LAS VEGAS, NV — Emilee Connors, PhD, of MAP Pharmaceuticals, Mountain View, CA, and colleagues reported at PAINWeek 2012  that the inhaled, investigational drug MAP0004 provided consistent and similar response rates for episodic migraine attacks even after repeated administration.

MAP0004 is an investigational drug that uses the TEMPO inhaler to deliver dihydroergotamine systemically through the lungs. This bypasses the gastrointestinal tract, making gastric stasis unlikely to affect the absorption of the drug into the bloodstream. Gastric stasis is commonly associated with migraines, and it can significantly change the rate of intestinal absorption of an oral tablet, which results in inconsistent responses to the administered drug. When a triptan is administered as a tablet, the Tmax can vary from 60–240 minutes. Administering MAP004 via inhaler achieves a consistent Tmax between 9–17 minutes for dihydroergotamine, though a consistent Tmax does not necessarily represent a consistent clinical response.
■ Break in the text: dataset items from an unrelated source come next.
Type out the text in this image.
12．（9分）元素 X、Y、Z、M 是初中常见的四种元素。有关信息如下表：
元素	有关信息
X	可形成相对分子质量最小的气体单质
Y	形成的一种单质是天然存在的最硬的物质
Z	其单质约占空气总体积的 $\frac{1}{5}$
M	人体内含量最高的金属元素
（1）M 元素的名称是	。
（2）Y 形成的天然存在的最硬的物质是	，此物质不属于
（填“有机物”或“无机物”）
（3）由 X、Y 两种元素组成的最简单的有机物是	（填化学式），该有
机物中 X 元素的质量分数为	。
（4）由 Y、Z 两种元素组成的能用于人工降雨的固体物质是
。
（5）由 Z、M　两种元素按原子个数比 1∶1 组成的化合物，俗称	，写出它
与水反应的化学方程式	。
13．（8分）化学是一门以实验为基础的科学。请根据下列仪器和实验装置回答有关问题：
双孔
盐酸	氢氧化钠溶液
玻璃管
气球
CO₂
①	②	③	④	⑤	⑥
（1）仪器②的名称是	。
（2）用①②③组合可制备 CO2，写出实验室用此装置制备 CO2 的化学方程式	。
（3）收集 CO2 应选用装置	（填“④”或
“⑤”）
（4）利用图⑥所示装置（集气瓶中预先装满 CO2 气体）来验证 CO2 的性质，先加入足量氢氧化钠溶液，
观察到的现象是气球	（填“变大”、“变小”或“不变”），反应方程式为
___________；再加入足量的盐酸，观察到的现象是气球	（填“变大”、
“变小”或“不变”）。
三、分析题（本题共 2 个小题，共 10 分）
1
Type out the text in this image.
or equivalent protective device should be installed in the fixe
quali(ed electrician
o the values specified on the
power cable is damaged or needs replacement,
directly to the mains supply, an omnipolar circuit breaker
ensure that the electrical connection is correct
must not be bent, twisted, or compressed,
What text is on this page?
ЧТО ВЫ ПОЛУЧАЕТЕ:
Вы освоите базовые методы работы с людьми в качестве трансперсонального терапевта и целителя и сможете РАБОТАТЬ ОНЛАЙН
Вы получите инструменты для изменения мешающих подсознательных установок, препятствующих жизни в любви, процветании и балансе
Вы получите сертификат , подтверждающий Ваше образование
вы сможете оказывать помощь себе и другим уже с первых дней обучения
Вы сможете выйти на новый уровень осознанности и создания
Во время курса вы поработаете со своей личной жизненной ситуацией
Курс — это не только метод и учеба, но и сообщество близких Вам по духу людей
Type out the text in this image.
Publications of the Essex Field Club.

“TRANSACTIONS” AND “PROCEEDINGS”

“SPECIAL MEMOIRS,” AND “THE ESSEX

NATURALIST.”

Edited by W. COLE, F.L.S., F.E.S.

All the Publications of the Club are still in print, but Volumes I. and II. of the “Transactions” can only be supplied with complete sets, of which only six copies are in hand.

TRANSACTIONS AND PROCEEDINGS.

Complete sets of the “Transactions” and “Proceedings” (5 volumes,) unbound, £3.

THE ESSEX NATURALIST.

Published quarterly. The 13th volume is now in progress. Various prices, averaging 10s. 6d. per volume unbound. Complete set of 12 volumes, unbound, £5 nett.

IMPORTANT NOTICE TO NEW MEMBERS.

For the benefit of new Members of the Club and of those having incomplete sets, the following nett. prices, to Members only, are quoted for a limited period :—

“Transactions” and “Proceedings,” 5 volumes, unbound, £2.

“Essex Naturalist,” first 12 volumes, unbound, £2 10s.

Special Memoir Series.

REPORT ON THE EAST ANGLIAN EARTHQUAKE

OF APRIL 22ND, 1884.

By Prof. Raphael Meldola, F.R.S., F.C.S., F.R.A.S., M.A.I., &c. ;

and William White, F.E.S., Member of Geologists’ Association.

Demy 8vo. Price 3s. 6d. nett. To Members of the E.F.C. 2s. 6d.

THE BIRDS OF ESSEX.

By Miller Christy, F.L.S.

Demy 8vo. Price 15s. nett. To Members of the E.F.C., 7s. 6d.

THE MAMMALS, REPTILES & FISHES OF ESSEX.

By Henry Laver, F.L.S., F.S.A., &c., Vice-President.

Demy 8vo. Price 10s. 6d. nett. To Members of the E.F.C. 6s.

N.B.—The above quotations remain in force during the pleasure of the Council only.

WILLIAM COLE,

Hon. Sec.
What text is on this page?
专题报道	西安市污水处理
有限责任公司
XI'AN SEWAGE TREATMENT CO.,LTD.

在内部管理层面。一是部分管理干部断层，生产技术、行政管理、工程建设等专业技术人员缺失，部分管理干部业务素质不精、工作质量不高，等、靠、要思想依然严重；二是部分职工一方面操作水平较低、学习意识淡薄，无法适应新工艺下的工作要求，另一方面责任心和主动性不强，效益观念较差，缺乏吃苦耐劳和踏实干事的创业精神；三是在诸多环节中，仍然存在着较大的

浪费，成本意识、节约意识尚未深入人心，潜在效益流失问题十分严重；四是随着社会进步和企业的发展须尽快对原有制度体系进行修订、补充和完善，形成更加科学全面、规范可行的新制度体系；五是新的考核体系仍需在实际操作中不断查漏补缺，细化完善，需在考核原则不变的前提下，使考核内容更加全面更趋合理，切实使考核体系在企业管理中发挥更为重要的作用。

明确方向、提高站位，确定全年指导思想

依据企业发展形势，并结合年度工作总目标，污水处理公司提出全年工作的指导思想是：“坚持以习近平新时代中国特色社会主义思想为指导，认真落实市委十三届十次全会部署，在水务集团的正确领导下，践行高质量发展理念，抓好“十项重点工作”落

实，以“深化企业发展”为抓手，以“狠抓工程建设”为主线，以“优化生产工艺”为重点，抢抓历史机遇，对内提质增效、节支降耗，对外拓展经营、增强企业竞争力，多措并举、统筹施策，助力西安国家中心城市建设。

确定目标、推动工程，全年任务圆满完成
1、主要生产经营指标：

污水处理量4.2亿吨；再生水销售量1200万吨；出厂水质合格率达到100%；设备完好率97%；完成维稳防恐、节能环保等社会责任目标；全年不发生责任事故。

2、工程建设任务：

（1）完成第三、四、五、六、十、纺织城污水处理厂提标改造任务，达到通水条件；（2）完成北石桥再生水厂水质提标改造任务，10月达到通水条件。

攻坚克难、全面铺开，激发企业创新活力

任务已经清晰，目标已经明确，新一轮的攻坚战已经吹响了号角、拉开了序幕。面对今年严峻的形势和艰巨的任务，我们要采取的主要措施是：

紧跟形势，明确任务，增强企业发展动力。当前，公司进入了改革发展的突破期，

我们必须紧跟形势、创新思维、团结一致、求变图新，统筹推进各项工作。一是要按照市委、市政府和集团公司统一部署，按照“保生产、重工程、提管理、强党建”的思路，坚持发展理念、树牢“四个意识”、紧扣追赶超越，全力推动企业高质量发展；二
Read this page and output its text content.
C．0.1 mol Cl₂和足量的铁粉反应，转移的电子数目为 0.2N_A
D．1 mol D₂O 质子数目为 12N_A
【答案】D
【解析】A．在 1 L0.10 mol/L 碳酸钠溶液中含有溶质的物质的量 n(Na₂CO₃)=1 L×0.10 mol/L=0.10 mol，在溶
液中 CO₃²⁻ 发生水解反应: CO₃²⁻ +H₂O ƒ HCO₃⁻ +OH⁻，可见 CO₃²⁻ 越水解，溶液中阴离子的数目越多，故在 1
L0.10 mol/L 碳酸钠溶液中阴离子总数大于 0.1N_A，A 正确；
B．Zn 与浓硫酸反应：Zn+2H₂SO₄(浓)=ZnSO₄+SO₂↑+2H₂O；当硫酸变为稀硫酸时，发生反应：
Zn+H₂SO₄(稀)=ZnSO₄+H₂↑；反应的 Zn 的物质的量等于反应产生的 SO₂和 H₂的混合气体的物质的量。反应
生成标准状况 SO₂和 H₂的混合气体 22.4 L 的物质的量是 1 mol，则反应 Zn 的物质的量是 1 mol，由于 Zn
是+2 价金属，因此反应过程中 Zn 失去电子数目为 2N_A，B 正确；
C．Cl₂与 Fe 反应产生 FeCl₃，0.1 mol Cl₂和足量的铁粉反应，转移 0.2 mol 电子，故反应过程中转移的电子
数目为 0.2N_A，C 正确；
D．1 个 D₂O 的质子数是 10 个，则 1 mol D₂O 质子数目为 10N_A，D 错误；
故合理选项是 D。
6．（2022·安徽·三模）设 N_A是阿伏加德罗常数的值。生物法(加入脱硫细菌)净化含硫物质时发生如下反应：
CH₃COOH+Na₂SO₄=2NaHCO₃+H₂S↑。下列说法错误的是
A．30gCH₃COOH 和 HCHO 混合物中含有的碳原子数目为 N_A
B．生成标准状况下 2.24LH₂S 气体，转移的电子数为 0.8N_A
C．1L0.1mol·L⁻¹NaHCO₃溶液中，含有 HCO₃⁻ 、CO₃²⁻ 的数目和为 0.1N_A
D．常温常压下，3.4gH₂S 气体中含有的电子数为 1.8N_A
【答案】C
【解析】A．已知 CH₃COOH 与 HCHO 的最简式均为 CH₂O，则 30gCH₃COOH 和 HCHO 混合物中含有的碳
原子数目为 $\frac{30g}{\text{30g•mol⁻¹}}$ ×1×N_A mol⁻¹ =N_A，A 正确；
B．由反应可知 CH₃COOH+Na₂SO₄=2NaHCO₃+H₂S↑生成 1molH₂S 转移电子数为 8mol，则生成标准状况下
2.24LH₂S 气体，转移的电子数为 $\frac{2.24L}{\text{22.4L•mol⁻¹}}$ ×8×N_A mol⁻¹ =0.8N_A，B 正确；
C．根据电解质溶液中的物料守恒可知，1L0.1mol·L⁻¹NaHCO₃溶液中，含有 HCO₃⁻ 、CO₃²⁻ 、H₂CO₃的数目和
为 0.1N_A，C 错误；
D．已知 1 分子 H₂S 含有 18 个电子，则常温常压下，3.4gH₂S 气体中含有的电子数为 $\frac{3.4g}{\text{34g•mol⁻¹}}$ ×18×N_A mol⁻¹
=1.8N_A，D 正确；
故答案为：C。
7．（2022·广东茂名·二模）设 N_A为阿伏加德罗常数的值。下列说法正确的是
This retrospective study analyzed 153 subjects in an open-label, long-term safety study who had had at least 25 qualifying migraines. When subsequent migraines were compared with the first qualifying migraine, or when comparing the 1st, 5th, 15th, and 25th migraines, the analysis did not find significant differences in pain relief at 2 hours (average 51.0%), in pain-free at 2 hours (average 20.9%), in sustained pain relief from 2–24 hours (average 36.6%), or for sustained pain-free from 2– 24 hours (average 15.0%).

Overall, Dr. Connors concluded, the response rate provided by MAP0004 in treating an episodic migraine attack was similar and consistent, for the 1st, 5th, 15th, or 25th migraine.